Sea sponges and microscopic organisms are life forms that contain silica, the main ingredient of man-made glasses. Glass sponges, which live in the deep ocean, have skeletons made of silica spicules. These spicules are made from dissolved silica that they ingest from seawater. They transmit light in a manner similar to that of the glass optical fibers used in telecommunications.

“Glass in Nature” is drawn from the Museum’s permanent collection. It includes a variety of tektites, most of which were collected in southeast Asia and China. These tektites were created by the intense heat and force of meteoritic impacts on the earth millions of years ago. Libyan desert glass, almost pure silica, is represented by an unusually large specimen from the Great Sand Sea, which spreads across the border of Libya and Egypt. The large silica glass field there is believed to have resulted either from a meteoritic impact or from a comet exploding in the earth’s atmosphere.

The exhibit also features glass made by lightning, or fulgurites. Sometimes called petrified lightning, fulgurites are found everywhere. They are formed when lightning strikes sand. This happens naturally, but fulgurites can also be intentionally made by attracting lightning to sand. These hollow tubes vary in length from a few inches to several feet, and they break easily.

Marine Diatoms - 50 Species, by Randolph Femmer.  Photo courtesy Randolph Femmer/NBII.Gov. (300)
Marine Diatoms - 50 Species, by Randolph Femmer. Photo courtesy Randolph Femmer/NBII.Gov.

Marine creatures with siliceous (silica) skeletons, such as certain varieties of sea sponges and microscopic organisms, are also found in the Museum’s collection. Organisms, such as radiolarians (protozoans) and diatoms (algae), are represented in the display by photographs and by reproductions of 19th-century illustrations made by Ernst Haeckel, the German naturalist and philosopher.

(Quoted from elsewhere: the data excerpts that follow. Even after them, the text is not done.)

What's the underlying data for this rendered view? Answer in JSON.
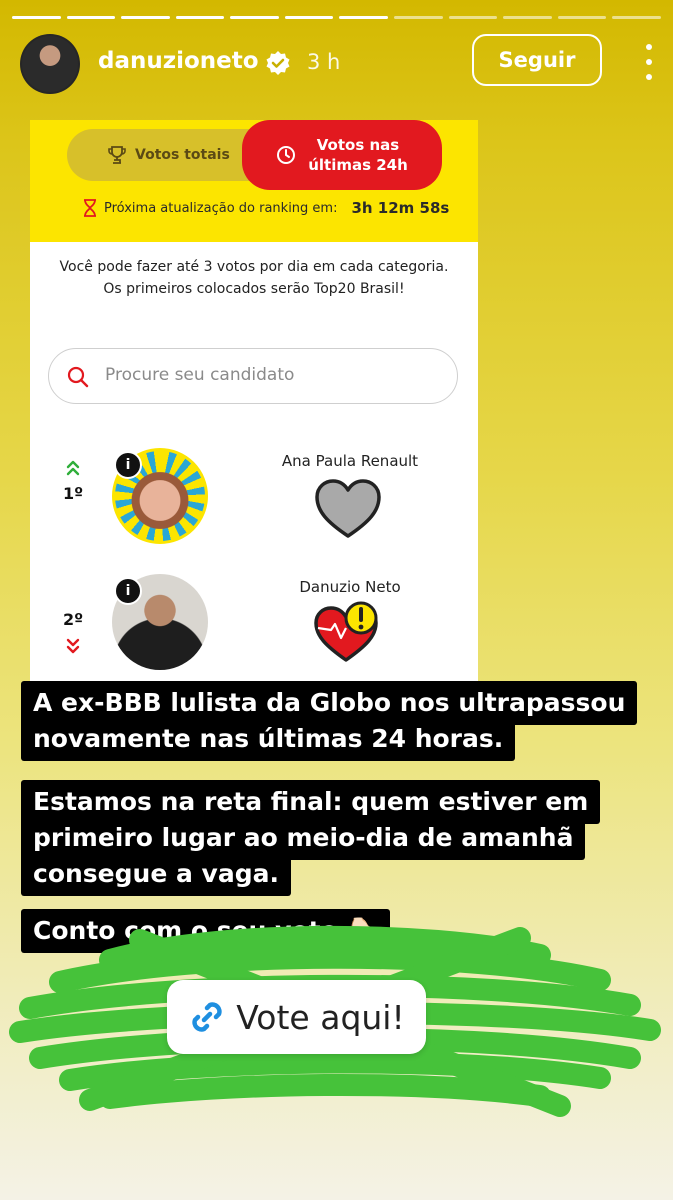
{
  "story": {
    "segments_total": 12,
    "segments_done": 7
  },
  "header": {
    "username": "danuzioneto",
    "time": "3 h",
    "follow_label": "Seguir",
    "icons": [
      "avatar",
      "verified-badge-icon",
      "more-options-icon"
    ]
  },
  "ranking": {
    "tab_total_label": "Votos totais",
    "tab_24h_label_line1": "Votos nas",
    "tab_24h_label_line2": "últimas 24h",
    "update_label": "Próxima atualização do ranking em:",
    "update_countdown": "3h 12m 58s",
    "info_text": "Você pode fazer até 3 votos por dia em cada categoria. Os primeiros colocados serão Top20 Brasil!",
    "search_placeholder": "Procure seu candidato",
    "candidates": [
      {
        "rank": "1º",
        "name": "Ana Paula Renault",
        "trend": "up"
      },
      {
        "rank": "2º",
        "name": "Danuzio Neto",
        "trend": "down"
      }
    ],
    "colors": {
      "yellow": "#fce500",
      "red": "#e2191f"
    }
  },
  "captions": {
    "line1a": "A ex-BBB lulista da Globo nos ultrapassou",
    "line1b": "novamente nas últimas 24 horas.",
    "line2a": "Estamos na reta final: quem estiver em",
    "line2b": "primeiro lugar ao meio-dia de amanhã",
    "line2c": "consegue a vaga.",
    "line3": "Conto com o seu voto 👇🏻"
  },
  "link_sticker": {
    "label": "Vote aqui!",
    "icon": "link-icon"
  }
}
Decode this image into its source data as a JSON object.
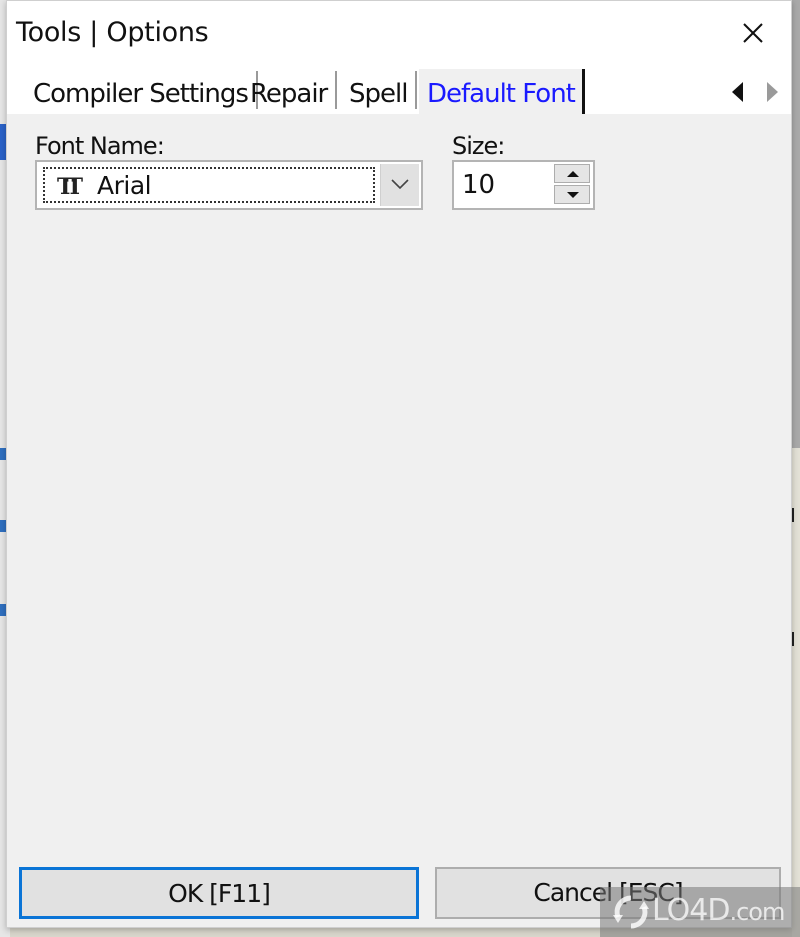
{
  "window": {
    "title": "Tools | Options",
    "close_icon": "close-icon"
  },
  "tabs": [
    {
      "label": "Compiler Settings",
      "active": false
    },
    {
      "label": "Repair",
      "active": false
    },
    {
      "label": "Spell",
      "active": false
    },
    {
      "label": "Default Font",
      "active": true
    }
  ],
  "tab_scroll": {
    "left_icon": "triangle-left-icon",
    "right_icon": "triangle-right-icon",
    "right_enabled": false
  },
  "font_name": {
    "label": "Font Name:",
    "value": "Arial",
    "icon": "truetype-font-icon",
    "dropdown_icon": "chevron-down-icon"
  },
  "size": {
    "label": "Size:",
    "value": "10",
    "up_icon": "arrow-up-icon",
    "down_icon": "arrow-down-icon"
  },
  "buttons": {
    "ok_label": "OK [F11]",
    "cancel_label": "Cancel [ESC]"
  },
  "watermark": {
    "text": "LO4D",
    "suffix": ".com"
  },
  "colors": {
    "active_tab_text": "#1a1aff",
    "ok_border": "#0a74d6",
    "panel_bg": "#f0f0f0"
  }
}
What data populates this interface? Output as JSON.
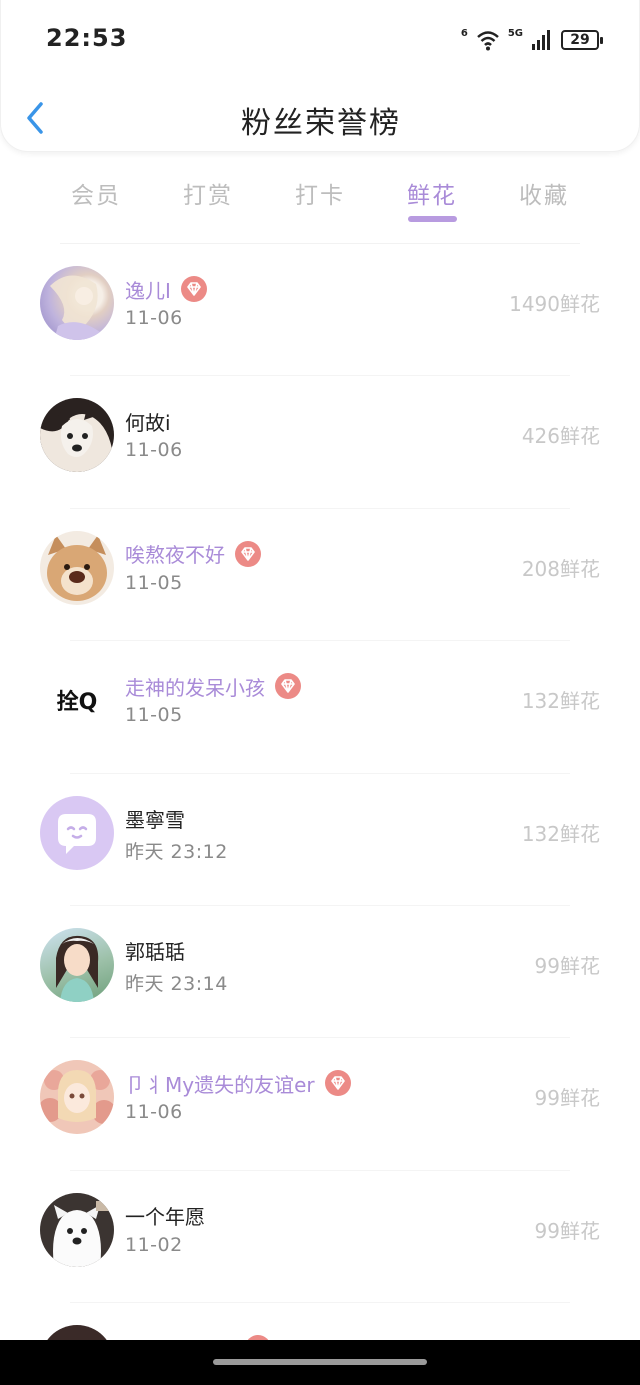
{
  "status_bar": {
    "time": "22:53",
    "network_1": "6",
    "network_2": "5G",
    "battery": "29"
  },
  "header": {
    "title": "粉丝荣誉榜"
  },
  "tabs": [
    {
      "label": "会员",
      "active": false
    },
    {
      "label": "打赏",
      "active": false
    },
    {
      "label": "打卡",
      "active": false
    },
    {
      "label": "鲜花",
      "active": true
    },
    {
      "label": "收藏",
      "active": false
    }
  ],
  "fans": [
    {
      "name": "逸儿I",
      "date": "11-06",
      "amount": "1490鲜花",
      "vip": true
    },
    {
      "name": "何故i",
      "date": "11-06",
      "amount": "426鲜花",
      "vip": false
    },
    {
      "name": "唉熬夜不好",
      "date": "11-05",
      "amount": "208鲜花",
      "vip": true
    },
    {
      "name": "走神的发呆小孩",
      "date": "11-05",
      "amount": "132鲜花",
      "vip": true,
      "avatar_text": "拴Q"
    },
    {
      "name": "墨寧雪",
      "date": "昨天 23:12",
      "amount": "132鲜花",
      "vip": false
    },
    {
      "name": "郭聒聒",
      "date": "昨天 23:14",
      "amount": "99鲜花",
      "vip": false
    },
    {
      "name": "卩丬My遗失的友谊er",
      "date": "11-06",
      "amount": "99鲜花",
      "vip": true
    },
    {
      "name": "一个年愿",
      "date": "11-02",
      "amount": "99鲜花",
      "vip": false
    }
  ],
  "colors": {
    "accent": "#a98bd8",
    "gem": "#ec8a86",
    "amount": "#c8c8c8"
  }
}
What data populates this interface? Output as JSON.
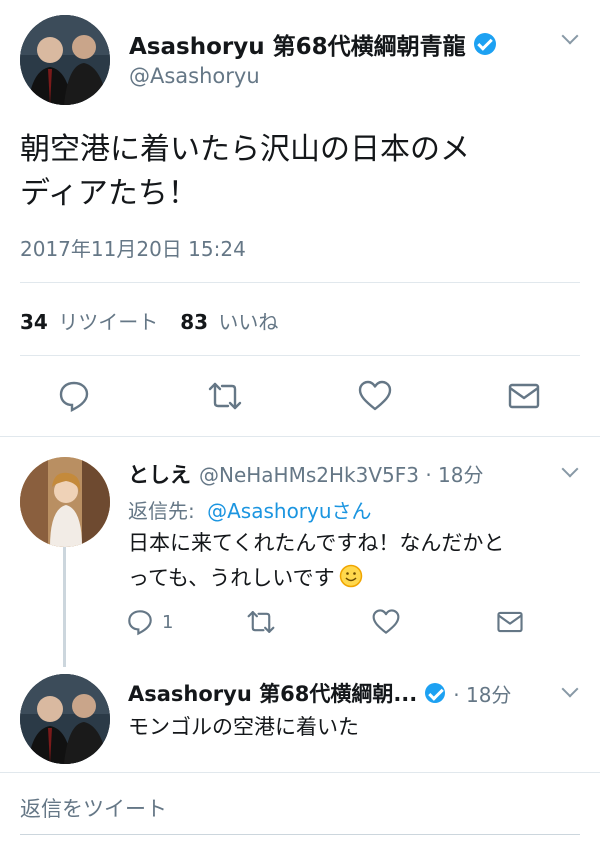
{
  "main_tweet": {
    "display_name": "Asashoryu 第68代横綱朝青龍",
    "handle": "@Asashoryu",
    "text_line1": "朝空港に着いたら沢山の日本のメ",
    "text_line2": "ディアたち！",
    "timestamp": "2017年11月20日 15:24",
    "retweet_count": "34",
    "retweet_label": "リツイート",
    "like_count": "83",
    "like_label": "いいね"
  },
  "reply1": {
    "display_name": "としえ",
    "handle_time": "@NeHaHMs2Hk3V5F3 · 18分",
    "reply_to_prefix": "返信先:",
    "reply_to_handle": "@Asashoryuさん",
    "text_line1": "日本に来てくれたんですね！なんだかと",
    "text_line2": "っても、うれしいです",
    "reply_count": "1"
  },
  "reply2": {
    "display_name": "Asashoryu 第68代横綱朝...",
    "time": "· 18分",
    "text": "モンゴルの空港に着いた"
  },
  "compose": {
    "placeholder": "返信をツイート"
  },
  "colors": {
    "accent": "#1da1f2",
    "secondary_text": "#657786",
    "divider": "#e1e8ed"
  }
}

One type of glass in the Museum’s display is not made in nature, but it is man-made. This is Trinitite, which was collected at the Trinity test site of what is now the White Sands Missile Range in White Sands, New Mexico. Trinitite was unintentionally created by the United States Army on July 16, 1945, during the testing of the Trinity atomic bomb. However, the way in which this glass was created mimics how glass is naturally formed by meteoritic impacts and by lightning strikes.